When and if to use SMP is a common question from VMware users. The simple answer to this is to only use SMP when needed. Why only use SMP when needed? There are two reasons:
Back in the days of ESX Server 2.5, SMP VMs had to have their vCPUs co-scheduled at the same instant to begin running. Because only 2-way VMs were supported at this time, that meant that two CPU cores had to be available simultaneously to launch a 2-way VM. On a server with a total of only two cores, this meant that the VM could not be launched concurrently with any other process on the server. This would include the service console, the web interface, or any other process.
This requirement was reduced in ESX Server 3.0 through a process called relaxed co-scheduling. Effectively SMP VMs can have their vCPUs scheduled at slightly different times and idle vCPUs didn't necessarily have to be scheduled concurrently with running vCPUs. More details on this are available in the Co-scheduling SMP VMs in VMware ESX Server page.
Support for non-uniform memory access (NUMA) architectures was introduced in ESX Server 2. This meant that the scheduler became aware that memory was not uniform across each CPU. Each CPU node had access to its own local memory and a larger pool of remote memory (which was divided as local memory for the other CPU nodes.) Memory access to local memory is much faster than remote memory so the scheduler should favor the placement of processes on nodes that held the processes' memory.
Subsequent generations of ESX Server continued to optimize for the use of NUMA memory.
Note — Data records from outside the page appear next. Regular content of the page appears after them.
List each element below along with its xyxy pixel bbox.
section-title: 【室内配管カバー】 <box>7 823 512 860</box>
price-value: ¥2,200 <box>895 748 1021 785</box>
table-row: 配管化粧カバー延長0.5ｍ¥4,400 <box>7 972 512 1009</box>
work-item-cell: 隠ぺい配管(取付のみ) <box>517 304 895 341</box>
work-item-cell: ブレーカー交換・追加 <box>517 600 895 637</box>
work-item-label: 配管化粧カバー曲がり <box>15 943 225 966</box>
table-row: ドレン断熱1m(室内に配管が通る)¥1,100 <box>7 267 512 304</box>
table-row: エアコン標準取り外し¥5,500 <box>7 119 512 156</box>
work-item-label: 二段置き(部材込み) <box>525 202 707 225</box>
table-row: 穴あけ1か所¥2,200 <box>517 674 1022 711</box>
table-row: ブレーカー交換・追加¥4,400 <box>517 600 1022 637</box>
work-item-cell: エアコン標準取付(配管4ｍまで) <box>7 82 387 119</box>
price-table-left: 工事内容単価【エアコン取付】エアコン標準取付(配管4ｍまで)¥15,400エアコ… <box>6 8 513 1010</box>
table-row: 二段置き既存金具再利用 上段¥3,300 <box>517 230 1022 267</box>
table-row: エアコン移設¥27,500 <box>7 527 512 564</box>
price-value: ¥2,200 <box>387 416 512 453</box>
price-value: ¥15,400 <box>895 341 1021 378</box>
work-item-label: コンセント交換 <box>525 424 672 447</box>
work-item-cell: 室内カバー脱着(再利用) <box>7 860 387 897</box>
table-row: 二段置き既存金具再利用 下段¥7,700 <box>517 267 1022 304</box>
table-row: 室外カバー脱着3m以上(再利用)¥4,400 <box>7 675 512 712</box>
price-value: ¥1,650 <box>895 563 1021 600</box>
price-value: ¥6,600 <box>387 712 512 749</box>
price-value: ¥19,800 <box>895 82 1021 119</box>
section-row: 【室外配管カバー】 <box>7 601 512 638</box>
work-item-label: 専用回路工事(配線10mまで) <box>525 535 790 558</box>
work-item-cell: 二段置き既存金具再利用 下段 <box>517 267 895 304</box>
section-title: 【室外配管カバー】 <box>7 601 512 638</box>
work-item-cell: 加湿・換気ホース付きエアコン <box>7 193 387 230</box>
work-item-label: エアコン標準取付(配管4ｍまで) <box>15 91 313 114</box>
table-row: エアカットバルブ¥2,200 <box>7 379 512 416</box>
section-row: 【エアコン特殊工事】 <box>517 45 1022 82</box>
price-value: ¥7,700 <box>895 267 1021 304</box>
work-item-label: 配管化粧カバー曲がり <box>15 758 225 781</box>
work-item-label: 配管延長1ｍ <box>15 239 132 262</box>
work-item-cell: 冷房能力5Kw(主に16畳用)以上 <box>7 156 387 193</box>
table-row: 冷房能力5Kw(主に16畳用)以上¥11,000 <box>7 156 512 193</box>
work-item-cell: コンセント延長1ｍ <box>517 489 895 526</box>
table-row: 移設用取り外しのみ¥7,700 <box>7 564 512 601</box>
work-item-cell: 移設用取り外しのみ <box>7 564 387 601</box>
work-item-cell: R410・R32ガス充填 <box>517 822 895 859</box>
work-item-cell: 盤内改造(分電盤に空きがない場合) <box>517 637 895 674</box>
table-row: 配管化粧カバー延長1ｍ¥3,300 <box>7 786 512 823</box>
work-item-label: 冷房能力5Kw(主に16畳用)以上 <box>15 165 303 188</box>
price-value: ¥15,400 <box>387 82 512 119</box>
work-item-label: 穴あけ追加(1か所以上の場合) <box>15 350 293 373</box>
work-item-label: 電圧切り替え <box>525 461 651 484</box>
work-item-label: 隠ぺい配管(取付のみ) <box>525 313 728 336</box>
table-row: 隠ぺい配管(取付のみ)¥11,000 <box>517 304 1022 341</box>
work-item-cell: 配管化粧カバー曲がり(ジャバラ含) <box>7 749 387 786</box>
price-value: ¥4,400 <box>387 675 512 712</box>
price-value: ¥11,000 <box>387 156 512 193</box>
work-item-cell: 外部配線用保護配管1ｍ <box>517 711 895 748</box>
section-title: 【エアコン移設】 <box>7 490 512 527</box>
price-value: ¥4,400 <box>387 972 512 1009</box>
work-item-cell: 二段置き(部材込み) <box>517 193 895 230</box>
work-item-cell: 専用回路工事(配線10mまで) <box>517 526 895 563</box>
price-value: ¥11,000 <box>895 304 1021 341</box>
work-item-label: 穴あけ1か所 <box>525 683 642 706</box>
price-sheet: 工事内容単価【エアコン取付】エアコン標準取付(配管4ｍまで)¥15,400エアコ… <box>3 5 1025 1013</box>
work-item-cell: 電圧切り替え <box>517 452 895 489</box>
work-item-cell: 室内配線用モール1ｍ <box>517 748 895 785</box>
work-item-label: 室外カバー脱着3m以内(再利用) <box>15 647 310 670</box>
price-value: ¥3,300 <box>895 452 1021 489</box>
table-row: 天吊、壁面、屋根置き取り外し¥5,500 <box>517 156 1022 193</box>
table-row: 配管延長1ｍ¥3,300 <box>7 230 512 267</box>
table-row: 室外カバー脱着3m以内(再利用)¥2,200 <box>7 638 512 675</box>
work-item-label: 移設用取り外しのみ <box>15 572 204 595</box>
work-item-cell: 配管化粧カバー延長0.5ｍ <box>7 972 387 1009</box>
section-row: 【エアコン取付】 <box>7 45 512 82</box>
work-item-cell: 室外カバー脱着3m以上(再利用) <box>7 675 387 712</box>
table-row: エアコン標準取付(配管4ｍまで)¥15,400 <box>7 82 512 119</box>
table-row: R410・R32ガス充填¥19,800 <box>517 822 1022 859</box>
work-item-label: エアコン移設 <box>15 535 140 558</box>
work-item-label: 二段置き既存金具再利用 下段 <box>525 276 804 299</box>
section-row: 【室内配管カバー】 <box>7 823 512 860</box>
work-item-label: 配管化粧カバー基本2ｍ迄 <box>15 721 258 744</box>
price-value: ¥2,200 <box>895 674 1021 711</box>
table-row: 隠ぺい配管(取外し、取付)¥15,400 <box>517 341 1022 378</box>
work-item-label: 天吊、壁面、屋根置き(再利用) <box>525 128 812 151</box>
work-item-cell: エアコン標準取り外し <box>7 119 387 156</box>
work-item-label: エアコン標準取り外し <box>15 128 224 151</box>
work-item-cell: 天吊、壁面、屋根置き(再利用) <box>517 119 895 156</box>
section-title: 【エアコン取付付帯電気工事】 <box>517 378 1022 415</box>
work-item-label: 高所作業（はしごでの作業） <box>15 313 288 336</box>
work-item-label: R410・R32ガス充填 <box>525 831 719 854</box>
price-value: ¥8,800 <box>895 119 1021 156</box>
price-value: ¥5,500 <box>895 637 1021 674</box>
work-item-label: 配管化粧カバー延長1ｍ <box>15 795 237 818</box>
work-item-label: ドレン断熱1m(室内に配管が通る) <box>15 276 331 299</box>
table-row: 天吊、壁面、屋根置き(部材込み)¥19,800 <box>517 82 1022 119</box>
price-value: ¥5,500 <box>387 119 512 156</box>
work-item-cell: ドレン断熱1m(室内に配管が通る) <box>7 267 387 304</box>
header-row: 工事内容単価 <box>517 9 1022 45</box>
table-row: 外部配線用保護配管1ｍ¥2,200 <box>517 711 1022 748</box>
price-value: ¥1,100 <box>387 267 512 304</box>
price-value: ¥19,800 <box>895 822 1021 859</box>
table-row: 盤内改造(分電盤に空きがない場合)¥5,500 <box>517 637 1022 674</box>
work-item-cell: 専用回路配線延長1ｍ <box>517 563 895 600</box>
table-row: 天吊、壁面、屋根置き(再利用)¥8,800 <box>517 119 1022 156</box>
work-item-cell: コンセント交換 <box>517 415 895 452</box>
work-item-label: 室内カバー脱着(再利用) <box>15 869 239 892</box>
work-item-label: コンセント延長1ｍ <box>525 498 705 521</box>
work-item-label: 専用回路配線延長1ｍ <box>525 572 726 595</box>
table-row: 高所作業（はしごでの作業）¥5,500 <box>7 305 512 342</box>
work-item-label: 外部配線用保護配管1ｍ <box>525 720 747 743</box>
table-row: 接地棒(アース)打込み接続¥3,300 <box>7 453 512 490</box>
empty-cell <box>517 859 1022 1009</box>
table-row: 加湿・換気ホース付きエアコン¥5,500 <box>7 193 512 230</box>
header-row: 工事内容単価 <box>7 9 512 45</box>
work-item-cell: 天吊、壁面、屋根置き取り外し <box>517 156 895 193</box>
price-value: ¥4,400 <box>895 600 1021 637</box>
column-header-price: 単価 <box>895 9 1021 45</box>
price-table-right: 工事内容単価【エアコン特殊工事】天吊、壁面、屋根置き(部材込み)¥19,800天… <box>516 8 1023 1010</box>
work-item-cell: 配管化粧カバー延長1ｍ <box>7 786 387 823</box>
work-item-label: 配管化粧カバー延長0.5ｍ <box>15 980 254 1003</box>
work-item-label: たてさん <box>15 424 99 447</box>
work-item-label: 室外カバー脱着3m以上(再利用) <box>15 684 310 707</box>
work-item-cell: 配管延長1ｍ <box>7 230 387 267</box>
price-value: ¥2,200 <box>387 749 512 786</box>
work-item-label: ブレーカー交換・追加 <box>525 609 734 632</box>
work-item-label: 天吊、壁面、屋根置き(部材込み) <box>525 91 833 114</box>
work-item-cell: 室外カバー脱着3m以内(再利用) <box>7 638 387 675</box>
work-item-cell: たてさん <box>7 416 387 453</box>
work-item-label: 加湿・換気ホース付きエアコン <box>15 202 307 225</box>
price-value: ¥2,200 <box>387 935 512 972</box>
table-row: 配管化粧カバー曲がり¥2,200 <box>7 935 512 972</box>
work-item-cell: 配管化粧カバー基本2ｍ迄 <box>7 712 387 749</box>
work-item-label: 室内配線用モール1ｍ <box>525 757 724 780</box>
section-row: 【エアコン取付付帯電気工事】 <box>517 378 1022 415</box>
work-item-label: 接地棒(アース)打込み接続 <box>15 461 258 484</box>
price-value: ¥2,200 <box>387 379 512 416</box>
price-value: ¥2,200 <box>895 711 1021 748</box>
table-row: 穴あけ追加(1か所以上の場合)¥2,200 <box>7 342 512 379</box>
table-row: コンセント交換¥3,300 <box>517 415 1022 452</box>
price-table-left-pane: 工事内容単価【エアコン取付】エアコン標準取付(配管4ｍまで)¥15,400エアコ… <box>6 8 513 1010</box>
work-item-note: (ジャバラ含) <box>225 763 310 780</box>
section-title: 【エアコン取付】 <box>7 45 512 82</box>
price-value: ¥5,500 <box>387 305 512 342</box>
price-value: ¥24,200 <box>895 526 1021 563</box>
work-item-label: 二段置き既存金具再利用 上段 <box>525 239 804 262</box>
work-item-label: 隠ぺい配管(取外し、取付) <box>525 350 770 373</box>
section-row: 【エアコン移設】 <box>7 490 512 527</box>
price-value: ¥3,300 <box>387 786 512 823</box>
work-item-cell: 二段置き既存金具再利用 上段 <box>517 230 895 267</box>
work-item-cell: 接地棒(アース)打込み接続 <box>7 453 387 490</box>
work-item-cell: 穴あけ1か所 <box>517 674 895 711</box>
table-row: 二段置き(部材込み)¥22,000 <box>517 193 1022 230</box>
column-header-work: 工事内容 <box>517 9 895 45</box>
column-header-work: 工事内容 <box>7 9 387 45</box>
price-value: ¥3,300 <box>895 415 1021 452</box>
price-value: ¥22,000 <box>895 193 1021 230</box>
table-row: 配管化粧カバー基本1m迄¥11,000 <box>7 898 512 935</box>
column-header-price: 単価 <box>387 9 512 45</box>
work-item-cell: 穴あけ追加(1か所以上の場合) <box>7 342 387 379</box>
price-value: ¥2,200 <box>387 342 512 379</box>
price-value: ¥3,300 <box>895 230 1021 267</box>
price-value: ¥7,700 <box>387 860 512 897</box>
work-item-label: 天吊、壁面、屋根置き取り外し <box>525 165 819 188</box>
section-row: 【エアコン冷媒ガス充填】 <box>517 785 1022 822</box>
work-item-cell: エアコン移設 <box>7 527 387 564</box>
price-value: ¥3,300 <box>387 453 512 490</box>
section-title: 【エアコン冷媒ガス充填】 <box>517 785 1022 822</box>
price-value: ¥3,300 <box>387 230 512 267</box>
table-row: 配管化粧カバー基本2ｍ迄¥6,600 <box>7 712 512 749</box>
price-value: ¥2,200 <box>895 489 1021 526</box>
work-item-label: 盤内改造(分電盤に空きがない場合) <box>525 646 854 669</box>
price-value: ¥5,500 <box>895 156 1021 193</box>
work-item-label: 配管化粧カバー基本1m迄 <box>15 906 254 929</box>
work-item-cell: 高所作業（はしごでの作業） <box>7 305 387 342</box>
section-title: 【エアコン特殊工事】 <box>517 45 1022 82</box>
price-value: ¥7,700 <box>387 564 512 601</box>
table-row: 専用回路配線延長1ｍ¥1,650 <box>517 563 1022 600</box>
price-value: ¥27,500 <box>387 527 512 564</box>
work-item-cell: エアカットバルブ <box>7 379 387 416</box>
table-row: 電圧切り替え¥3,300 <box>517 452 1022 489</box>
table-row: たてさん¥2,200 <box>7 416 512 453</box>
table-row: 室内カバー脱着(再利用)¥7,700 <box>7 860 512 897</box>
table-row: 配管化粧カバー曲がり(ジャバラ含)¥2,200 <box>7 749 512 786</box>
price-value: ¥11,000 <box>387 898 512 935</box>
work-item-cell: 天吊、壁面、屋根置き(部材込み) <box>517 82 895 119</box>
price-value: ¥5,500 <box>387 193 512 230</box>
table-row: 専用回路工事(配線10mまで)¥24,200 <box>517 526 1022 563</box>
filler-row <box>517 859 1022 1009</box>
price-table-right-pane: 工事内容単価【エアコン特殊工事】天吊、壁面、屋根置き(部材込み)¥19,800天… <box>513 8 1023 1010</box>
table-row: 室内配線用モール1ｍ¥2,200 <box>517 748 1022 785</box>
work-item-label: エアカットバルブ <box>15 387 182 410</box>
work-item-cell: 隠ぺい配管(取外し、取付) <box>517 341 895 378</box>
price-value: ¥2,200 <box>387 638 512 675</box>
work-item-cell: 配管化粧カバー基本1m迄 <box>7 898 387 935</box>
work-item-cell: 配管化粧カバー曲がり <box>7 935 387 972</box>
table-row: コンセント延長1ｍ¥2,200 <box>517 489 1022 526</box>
This included placement of vCPUs next to needed memory and startup of VMs at NUMA nodes with resources available for execution. All of this is transparently handled by the scheduler but it should be noted that the newer your version of ESX Server, the better its NUMA scheduling is.
Scott,
Thanks for this document. I think it will be very helpful over time. Keep up the good work!
KLC
Ken Cline
Technical Director, Virtualization
TVAR Solutions, A Wells Landers Group Company
VMware Communities User Moderator
Hi Scott,
Can you please update this docnote to explain how the cell system works in ESX4?
Also this OFFICIAL VMWARE document, http://www.vmware.com/pdf/tips_tricks_infrastructure_services.pdf, on Page 4, states that there are 1820 ways of scheduling a 4 vCPU workload on a 16 core ESX3 system, can you please confirm that this is patently incorrect.
Regards,
Alex
The count of 1820 possibilities considers individual vCPU mappings to specific cores. This means that a system with only two cores has two ways to place a 2-way VM. But there is no performance difference in these two positions so I eliminate the second choice, which flips the vCPU to CPU mapping. I think that both documents are correct.
I'll update this document for ESX 4 once we release our vSphere scheduler document. In short, there is no longer a cell with VMware vSphere.
Scott
More information on my communities blog and on Twitter:
Hi Scott,
Do you have an ETA on the vSphere scheduler document? Something definitive that shows the benefits of vSphere would be very much appreciated.
Many thanks,
Kevin
Two weeks.
More information on my communities blog and on Twitter:
Where to get information of how VMKernel works if VM are assigned of more resources than one physical ESX has? For example cluster is 2 ESX each 2ghz quad core and you reserve 10 ghz for VM in a cluster.
A virtual machine can only use 100% of the number of vCPUs provided to it. Increasing limits above this numberif this is even possiblewould not provide a performance gain.
Scott
More information on my communities blog and on Twitter:
So it is not possible for virtual machine have more cpu resources than physical ESX server on which VM is residing has?